Sometimes the truth hurts, Bart Barber shared during his president’s address June 13 during the Southern Baptist Convention Annual Meeting in New Orleans.
For the SBC president, who is a loyal St. Louis Cardinals fan, that means acknowledging his team is “having a really bad year so far.”
“I can’t dispute the truth,” he said. “I don’t like it, but I can’t dispute the truth of that.”
Barber, pastor of First Baptist Church Farmersville, Texas, noted during his 30-plus minute address, it is important to acknowledge the difficult realities of life. But he also challenged Southern Baptists to not miss the beauty around us. Preaching from Phil. 4:8–9, he focused on the things we are to dwell on as followers of Christ.
Being a follower of Christ, he said, is going to impact the things that we see as true, beautiful and worth dwelling on.
He also noted that Christianity changes our view of what is true and beautiful.
“God is calling us to dwell on the right things,” he said. “He’s calling us to dwell on things with a distinctively Christian sense of taste.”
‘Tainted by the fall’
He acknowledged that as humans our taste has been “tainted by the fall,” and said we are fallen people — “your fallen sense of taste needs to be cultivated and trained just like mine.”
“There are going to be truths that the world doesn’t like,” Barber said. “There are going to be truths that I don’t like, or that you don’t like, but they’re no less true. They’re no less beautiful.”
“Here are some true statements — indisputably true,” he noted. “Boys can’t become girls. That’s true, but it’s controversial to some people. Some people don’t like it. Marriage is between a man and a woman. That’s true, but there are people in the world who don’t like it. Local autonomous churches that want to prevent sexual abuse could benefit from some help. That’s true. That’s something that we’re trying to address and help with.”
Southern Baptists should have a taste for and embrace truth, not condemn it, he emphasized.
“We have to realize that even when truths are controversial or painful or difficult, the lies with which we would replace the truth are always uglier — and far more damaging,” he said. “When we speak truths that the world does not want to hear, we don’t do it in order to debase the conversation or make the world uglier, we do it because we have a taste for the beauty of truth.”

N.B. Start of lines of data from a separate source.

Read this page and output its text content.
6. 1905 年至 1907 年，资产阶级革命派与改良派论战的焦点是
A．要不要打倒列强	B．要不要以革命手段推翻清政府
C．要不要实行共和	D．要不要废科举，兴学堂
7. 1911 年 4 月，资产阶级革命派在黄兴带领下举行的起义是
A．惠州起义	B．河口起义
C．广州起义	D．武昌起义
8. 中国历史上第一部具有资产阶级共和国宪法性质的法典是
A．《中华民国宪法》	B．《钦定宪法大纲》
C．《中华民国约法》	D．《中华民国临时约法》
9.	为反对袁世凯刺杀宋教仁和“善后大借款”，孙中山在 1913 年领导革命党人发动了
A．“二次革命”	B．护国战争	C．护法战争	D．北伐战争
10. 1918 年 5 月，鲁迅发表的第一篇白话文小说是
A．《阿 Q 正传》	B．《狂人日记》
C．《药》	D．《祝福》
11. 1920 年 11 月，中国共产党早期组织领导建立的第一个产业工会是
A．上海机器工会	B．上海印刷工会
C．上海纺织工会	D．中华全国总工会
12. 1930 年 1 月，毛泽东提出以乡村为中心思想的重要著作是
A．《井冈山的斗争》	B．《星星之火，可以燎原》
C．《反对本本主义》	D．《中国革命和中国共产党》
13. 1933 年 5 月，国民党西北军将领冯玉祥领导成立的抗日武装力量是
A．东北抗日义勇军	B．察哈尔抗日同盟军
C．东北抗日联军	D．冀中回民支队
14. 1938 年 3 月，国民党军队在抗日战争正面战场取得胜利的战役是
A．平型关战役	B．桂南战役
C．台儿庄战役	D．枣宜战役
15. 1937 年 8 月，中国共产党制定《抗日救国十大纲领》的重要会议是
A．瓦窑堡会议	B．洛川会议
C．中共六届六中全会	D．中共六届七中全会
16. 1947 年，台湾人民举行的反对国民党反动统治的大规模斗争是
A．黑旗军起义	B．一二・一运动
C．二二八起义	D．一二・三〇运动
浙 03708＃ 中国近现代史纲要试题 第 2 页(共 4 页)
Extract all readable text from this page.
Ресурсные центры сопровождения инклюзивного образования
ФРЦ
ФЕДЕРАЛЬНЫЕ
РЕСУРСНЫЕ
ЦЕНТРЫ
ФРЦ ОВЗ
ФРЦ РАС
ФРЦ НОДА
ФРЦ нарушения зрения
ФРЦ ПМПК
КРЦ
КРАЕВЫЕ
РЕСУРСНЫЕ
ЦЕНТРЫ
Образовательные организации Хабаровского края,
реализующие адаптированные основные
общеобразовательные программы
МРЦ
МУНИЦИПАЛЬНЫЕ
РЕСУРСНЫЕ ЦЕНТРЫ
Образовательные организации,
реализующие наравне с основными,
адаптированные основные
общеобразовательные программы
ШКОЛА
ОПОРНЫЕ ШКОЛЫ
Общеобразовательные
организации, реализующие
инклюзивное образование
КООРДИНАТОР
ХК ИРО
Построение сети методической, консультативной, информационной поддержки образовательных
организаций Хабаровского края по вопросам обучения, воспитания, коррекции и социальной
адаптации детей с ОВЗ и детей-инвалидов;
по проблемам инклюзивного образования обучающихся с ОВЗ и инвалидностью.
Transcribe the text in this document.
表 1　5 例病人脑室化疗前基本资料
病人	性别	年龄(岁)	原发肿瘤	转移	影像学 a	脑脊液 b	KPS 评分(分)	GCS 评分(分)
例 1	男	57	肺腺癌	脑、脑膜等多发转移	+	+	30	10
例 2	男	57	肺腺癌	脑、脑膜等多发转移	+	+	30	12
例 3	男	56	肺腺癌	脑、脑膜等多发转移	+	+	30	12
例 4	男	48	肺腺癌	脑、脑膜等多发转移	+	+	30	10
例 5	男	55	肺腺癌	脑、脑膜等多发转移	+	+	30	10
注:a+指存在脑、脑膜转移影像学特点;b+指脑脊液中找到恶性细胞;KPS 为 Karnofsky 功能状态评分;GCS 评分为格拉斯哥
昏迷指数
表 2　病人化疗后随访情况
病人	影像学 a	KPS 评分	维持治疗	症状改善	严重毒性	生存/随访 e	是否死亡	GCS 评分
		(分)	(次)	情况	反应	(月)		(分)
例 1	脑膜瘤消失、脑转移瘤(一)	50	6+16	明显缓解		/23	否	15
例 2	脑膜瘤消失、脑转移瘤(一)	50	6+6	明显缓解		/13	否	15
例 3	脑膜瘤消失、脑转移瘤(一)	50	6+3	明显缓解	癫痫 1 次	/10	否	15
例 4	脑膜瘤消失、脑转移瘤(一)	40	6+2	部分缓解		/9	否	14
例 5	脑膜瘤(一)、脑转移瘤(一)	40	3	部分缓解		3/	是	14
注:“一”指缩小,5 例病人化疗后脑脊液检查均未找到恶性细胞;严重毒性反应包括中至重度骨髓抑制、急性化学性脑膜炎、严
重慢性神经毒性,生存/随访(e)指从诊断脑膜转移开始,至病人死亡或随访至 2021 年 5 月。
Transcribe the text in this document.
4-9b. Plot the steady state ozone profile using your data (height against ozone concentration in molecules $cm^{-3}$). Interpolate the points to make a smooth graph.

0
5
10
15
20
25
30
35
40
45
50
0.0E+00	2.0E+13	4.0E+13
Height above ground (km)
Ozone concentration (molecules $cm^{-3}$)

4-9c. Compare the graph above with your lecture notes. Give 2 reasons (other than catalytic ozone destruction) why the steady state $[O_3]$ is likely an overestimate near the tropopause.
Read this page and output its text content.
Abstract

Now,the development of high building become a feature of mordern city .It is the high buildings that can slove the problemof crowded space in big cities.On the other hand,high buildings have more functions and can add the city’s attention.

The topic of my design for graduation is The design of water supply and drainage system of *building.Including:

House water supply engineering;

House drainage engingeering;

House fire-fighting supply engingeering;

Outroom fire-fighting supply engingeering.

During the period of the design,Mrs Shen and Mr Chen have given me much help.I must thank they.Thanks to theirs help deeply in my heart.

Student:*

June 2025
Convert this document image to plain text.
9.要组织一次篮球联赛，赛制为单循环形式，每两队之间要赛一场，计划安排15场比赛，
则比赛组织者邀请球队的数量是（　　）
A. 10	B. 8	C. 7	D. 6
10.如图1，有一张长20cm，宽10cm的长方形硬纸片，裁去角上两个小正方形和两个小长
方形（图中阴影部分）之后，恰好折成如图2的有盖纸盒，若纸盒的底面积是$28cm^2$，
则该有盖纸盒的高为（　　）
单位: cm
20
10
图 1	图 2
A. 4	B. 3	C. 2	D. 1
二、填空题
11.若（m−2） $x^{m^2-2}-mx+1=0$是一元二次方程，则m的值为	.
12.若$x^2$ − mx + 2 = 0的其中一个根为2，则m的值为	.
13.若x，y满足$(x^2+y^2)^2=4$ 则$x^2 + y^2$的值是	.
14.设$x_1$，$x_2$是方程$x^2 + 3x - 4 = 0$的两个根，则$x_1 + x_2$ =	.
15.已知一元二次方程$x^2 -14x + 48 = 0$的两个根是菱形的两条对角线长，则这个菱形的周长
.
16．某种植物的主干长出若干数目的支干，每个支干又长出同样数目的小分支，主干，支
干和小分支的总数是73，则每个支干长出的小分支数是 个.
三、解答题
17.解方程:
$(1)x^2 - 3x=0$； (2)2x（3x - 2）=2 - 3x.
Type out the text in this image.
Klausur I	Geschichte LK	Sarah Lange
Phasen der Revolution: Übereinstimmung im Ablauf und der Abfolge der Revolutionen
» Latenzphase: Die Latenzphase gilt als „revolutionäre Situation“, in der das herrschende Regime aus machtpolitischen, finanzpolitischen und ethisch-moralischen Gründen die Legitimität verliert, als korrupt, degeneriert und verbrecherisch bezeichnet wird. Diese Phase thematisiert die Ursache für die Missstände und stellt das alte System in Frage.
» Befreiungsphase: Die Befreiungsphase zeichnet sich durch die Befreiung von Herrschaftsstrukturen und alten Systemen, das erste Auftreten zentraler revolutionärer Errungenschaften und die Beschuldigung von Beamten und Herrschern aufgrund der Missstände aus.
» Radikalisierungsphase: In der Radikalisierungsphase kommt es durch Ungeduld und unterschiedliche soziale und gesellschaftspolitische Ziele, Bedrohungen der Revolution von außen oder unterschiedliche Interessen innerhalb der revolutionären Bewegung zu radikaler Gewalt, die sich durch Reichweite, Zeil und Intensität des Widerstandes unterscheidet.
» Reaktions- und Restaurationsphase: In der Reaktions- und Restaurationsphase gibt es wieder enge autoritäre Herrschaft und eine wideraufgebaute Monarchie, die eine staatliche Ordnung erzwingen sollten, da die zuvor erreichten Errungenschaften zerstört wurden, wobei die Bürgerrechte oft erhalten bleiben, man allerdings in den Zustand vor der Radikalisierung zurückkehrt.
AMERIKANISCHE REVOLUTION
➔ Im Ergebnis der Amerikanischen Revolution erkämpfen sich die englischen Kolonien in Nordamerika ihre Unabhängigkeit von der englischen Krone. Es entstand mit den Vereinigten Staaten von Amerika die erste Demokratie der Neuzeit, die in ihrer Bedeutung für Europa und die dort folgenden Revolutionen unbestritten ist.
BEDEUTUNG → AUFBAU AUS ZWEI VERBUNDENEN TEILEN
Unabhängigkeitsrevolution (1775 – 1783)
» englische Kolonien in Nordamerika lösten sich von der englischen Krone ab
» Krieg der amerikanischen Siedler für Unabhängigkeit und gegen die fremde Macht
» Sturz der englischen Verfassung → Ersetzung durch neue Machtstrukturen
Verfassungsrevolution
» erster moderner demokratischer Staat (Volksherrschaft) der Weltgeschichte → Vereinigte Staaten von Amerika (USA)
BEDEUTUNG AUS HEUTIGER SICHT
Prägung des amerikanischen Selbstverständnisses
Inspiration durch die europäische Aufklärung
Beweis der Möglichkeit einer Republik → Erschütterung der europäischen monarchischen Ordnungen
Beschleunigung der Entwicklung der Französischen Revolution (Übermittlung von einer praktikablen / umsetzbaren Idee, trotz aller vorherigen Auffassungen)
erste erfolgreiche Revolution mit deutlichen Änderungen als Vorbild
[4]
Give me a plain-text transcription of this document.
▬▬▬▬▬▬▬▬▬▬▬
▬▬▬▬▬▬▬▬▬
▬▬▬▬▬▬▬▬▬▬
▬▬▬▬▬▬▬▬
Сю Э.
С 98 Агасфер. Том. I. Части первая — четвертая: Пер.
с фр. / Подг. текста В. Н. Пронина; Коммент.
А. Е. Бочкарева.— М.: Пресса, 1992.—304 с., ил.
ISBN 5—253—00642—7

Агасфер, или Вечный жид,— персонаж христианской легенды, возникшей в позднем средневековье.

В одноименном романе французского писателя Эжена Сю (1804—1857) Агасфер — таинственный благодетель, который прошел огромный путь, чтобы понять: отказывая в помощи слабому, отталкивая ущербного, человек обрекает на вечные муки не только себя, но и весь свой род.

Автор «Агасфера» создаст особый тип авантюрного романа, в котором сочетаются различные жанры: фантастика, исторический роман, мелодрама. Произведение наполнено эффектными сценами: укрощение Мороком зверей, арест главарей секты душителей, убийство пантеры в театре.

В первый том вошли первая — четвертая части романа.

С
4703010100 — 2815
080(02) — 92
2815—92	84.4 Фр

Barber also addressed how Southern Baptists can become so critical of each other that they miss the beautiful things that are happening in the convention, things like missionaries being sent around the globe and new church plants being started. Southern Baptists should be able to celebrate these things, he said, even though these successes are often met with challenges.
Evaluating the state of our hearts
Southern Baptists need to look at the state of their hearts, he urged.
“If you’re not sure about the state of your heart, Google knows. Facebook knows. Twitter knows. The algorithm knows,” he said. “It watches you every time you click ‘Like.’
“Santa Claus ain’t got nothing on Facebook,” he said. “It knows when you’re sleeping. It knows when you are awake. And it knows when you like bad or good, and if your wall or your feed, if it constantly brings you a steady barrage of fear and criticism and anger, you are being shown a mirror image of your aesthetic, of your sense of taste, of your theory about what is beautiful.”
Barber noted, “In this passage Jesus is calling us to rise up and to be better than this world. What if we did that? What if we obeyed His command?”
Barber closed by sharing what Southern Baptists should be about.
“This convention exists to proclaim and serve Jesus as Lord,” he said. “And this convention exists to serve others for Jesus’ sake.”
Don’t miss the beauty around us
And Southern Baptists should be able to see the beauty in that.
“My dad taught me to see the beauty in God’s Word, but it was my momma who taught me to see the beauty in people,” said Barber, who noted his mother passed away on Sunday, June 11.
“My mom saw the beauty in people,” he said. “She learned to see the beauty in people around her, and because of that she changed people’s lives.”
Barber encouraged Southern Baptists to “have the courage to call a spade a spade when you need to do that, but also have the good sense to call a masterpiece God’s masterpiece when you encounter it.”
“There is so much beauty around us,” he said. “Keep looking, Southern Baptists, keep looking.”